2019.8.1
台東区佐竹商店街に口コミだけで予約が取れないフレンチ出現 〜K.H. DOWNTOWN CUISINE〜
場所はかつて父親が営んでいた洋品店があり、料理人生の起点となった地元、佐竹商店街に決めていたそうです。
なぜなら偉大なフランス料理人、フェルナン・ポワン氏の「若者よ、故郷に帰れ。その街の市場へ行き、その街の人々にのために料理を振る舞え」という言葉に感銘を受けたから。
ではそろそろ、皆をトリコにするお料理をご紹介しましょうか。
長谷川さんは最後のひと手間をテーブルで行います。
ひとりで作っているし、スタート時間もコースもバラバラなので、シェフがそれぞれのテーブルでほぼ全部の料理に何かをするというのは大変なことだと思うのです。でもこの最後の演出によって、ものすご〜く気分がアガるのは確かで、これこそがレストランの醍醐味と言えるでしょう。

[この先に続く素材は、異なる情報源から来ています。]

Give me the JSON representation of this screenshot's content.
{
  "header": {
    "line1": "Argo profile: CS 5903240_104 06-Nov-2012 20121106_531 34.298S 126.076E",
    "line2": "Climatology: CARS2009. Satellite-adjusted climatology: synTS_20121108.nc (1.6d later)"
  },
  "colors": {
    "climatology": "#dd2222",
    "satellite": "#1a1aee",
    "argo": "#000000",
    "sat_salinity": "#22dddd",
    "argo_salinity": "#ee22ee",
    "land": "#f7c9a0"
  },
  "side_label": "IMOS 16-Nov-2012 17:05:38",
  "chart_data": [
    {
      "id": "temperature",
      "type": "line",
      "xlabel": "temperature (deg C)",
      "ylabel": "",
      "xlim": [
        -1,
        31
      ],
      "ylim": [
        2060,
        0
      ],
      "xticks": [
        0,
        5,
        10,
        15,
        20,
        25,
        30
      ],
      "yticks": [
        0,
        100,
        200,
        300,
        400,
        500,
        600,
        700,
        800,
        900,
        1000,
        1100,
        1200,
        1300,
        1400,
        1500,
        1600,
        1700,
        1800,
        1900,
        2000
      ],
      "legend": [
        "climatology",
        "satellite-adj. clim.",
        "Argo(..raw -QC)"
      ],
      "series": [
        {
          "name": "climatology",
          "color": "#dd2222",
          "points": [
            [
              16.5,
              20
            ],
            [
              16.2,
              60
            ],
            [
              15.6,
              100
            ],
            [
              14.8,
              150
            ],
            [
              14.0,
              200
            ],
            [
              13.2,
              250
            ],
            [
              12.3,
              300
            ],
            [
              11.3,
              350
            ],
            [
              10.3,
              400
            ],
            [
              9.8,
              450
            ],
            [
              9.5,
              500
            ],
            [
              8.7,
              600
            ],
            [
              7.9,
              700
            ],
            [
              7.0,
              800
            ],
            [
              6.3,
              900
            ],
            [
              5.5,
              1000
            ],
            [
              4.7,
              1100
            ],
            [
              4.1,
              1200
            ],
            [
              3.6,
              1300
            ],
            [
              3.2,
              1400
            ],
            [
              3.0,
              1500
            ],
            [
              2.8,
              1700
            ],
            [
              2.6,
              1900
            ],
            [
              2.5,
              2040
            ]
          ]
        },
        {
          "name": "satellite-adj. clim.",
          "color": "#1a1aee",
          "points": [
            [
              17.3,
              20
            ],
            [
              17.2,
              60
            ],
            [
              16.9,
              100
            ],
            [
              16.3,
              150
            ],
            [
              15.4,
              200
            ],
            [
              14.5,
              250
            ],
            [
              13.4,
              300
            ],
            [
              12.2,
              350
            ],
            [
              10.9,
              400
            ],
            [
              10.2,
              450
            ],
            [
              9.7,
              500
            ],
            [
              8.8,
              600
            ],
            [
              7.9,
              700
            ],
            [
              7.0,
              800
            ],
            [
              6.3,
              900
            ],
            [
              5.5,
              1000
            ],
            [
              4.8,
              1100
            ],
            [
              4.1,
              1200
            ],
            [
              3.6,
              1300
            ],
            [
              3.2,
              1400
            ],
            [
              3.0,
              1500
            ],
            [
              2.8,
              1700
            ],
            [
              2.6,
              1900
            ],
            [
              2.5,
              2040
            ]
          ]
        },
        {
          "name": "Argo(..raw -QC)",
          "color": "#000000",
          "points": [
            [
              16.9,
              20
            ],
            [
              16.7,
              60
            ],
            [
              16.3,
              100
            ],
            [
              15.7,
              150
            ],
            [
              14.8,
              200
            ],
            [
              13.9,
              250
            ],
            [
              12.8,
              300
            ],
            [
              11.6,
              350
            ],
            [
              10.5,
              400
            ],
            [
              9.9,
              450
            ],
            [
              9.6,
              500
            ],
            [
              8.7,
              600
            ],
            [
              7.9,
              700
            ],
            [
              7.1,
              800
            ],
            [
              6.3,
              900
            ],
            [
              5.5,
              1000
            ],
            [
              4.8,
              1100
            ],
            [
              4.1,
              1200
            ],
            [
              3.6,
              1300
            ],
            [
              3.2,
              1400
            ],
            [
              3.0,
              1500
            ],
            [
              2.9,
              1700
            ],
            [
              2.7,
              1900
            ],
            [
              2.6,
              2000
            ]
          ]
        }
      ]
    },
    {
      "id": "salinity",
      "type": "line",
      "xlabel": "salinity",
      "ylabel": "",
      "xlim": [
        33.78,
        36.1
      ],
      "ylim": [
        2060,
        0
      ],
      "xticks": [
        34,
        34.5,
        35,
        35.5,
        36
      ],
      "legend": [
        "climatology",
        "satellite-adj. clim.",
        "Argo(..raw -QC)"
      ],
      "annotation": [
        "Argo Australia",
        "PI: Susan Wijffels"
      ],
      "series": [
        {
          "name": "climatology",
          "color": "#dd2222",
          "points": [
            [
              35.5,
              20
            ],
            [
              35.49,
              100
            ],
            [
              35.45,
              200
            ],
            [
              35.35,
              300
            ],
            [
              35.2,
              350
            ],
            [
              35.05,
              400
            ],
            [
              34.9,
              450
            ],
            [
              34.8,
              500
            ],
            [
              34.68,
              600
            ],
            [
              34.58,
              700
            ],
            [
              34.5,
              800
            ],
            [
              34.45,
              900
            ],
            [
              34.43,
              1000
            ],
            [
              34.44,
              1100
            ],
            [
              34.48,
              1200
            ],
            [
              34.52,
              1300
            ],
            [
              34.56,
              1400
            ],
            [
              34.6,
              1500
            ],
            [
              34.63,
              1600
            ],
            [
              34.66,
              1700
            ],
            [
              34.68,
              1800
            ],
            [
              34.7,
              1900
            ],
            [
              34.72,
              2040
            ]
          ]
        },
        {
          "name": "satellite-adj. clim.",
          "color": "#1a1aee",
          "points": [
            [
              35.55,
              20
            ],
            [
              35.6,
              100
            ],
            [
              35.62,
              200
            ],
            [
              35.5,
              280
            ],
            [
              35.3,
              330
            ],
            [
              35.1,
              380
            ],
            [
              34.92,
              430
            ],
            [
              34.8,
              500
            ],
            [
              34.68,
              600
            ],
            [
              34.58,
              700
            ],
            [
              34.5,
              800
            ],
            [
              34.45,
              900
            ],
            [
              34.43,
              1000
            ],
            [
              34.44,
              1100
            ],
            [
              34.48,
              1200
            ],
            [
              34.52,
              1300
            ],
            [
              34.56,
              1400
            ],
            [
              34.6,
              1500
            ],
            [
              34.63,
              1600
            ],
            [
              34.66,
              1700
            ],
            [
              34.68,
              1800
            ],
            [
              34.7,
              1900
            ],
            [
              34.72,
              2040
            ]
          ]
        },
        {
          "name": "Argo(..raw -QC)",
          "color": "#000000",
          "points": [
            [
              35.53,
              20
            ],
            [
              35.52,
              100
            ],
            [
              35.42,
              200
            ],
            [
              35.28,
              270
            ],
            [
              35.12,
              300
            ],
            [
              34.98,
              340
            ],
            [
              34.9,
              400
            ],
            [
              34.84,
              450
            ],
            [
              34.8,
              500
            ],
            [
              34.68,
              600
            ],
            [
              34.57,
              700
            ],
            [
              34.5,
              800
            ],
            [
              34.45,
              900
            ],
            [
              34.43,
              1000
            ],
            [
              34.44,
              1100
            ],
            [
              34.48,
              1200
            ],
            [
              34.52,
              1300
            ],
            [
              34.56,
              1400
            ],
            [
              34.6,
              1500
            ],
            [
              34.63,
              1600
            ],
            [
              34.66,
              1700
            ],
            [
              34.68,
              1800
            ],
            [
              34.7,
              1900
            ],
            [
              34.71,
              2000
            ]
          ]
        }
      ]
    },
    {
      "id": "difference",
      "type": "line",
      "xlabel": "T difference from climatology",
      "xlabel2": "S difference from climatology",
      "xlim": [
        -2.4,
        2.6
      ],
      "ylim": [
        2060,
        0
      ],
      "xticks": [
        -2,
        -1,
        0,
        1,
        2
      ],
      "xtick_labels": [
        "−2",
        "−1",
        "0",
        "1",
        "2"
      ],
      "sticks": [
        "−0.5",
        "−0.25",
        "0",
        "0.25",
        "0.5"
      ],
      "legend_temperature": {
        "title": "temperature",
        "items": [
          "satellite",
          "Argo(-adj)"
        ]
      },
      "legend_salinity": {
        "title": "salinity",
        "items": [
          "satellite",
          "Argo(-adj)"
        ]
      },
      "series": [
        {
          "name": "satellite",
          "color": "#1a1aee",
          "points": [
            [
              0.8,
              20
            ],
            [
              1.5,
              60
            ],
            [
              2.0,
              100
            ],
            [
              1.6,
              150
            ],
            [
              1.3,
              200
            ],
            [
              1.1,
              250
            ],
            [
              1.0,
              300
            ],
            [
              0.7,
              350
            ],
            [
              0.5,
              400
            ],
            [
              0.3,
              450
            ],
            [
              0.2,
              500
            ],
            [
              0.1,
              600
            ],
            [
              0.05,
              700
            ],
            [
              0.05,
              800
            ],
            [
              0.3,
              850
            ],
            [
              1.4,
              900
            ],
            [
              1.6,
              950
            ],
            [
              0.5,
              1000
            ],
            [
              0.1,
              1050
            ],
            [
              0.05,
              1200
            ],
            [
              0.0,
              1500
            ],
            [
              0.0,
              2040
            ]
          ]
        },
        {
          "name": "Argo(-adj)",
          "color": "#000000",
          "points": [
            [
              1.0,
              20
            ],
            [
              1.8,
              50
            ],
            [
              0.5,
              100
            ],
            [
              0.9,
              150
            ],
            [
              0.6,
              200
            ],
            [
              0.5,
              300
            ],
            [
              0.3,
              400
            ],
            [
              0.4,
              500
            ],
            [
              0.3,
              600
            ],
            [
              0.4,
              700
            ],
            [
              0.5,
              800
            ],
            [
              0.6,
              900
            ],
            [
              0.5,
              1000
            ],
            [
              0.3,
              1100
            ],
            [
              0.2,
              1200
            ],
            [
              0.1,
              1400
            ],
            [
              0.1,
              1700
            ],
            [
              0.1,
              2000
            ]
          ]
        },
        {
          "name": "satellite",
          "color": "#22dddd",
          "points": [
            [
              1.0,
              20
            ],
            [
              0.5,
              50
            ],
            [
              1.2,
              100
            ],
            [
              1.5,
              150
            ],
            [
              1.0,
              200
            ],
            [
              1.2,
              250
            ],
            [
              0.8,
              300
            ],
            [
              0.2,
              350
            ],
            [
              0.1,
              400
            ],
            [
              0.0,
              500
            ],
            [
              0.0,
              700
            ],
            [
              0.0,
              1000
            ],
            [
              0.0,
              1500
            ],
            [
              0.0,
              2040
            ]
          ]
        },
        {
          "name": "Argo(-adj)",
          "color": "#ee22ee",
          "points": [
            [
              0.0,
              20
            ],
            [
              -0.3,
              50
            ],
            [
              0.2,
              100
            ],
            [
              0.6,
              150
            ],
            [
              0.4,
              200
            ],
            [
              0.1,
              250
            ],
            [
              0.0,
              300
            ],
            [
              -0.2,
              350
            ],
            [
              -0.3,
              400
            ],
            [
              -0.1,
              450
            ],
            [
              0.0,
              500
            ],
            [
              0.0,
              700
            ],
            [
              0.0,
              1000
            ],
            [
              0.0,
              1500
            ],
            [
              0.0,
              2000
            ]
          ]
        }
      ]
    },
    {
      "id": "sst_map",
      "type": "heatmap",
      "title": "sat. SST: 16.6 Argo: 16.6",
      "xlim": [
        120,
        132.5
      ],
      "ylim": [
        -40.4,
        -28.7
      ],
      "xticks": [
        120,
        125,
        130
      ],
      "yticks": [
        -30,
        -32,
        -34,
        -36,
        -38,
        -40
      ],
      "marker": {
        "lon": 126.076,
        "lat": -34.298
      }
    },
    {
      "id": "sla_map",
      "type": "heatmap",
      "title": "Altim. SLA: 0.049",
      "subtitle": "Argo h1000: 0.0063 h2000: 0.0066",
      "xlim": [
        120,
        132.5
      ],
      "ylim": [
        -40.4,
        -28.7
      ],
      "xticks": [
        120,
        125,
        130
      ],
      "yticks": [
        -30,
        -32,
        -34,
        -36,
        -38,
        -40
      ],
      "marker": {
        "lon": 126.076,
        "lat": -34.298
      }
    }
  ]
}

マリネしてから桜チップで瞬間燻製した「近大サクラマス」は弾力があり、ねっとりとしたうまみが本当にたまりません。そこにサワークリームの酸味にキャビアの塩味、シャインマスカットの甘み、ほんのりとしたハーブの苦みがトッピングされ、五味を感じるひと皿です。さらに燻製の良い香りがおまけ付き!
アミューズから歓喜の雄叫び状態。次なる料理にも期待で胸が膨らみます。
はい、期待は裏切られませんでした。
長谷川さんは皿の上においしい絵を描くのが本当に上手。
四万十で朝獲れた天然の鮎、焼くだけでもきっと十分おいしいでしょう。それをなんと内臓を外して(苦いのが嫌いだそう)、骨も外して(中骨が喉に刺さって苦しんだ経験があるそう)、魚とホタテで作ったムースを詰めています。
目の前で鮎は皿に移されます。これまた美しいビジュアルでいつまでも愛でていたくなりますが、食欲が勝り、頭からガブリと。
ぜんぜん苦くな〜い!
続いて身をガブリ。
朝まで泳いでいた鮎の締まった身はムースのおかげでフワフワ、そしてカダイフを巻いて低温で揚げることで、サクサクとフワフワが一緒に喉を通る。これはとんでもないおいしさです。
添えてある実と花の山椒、蓼の代わりの山椒ビネガーで漬けたキュウリは酒のアテとしても良い感じ。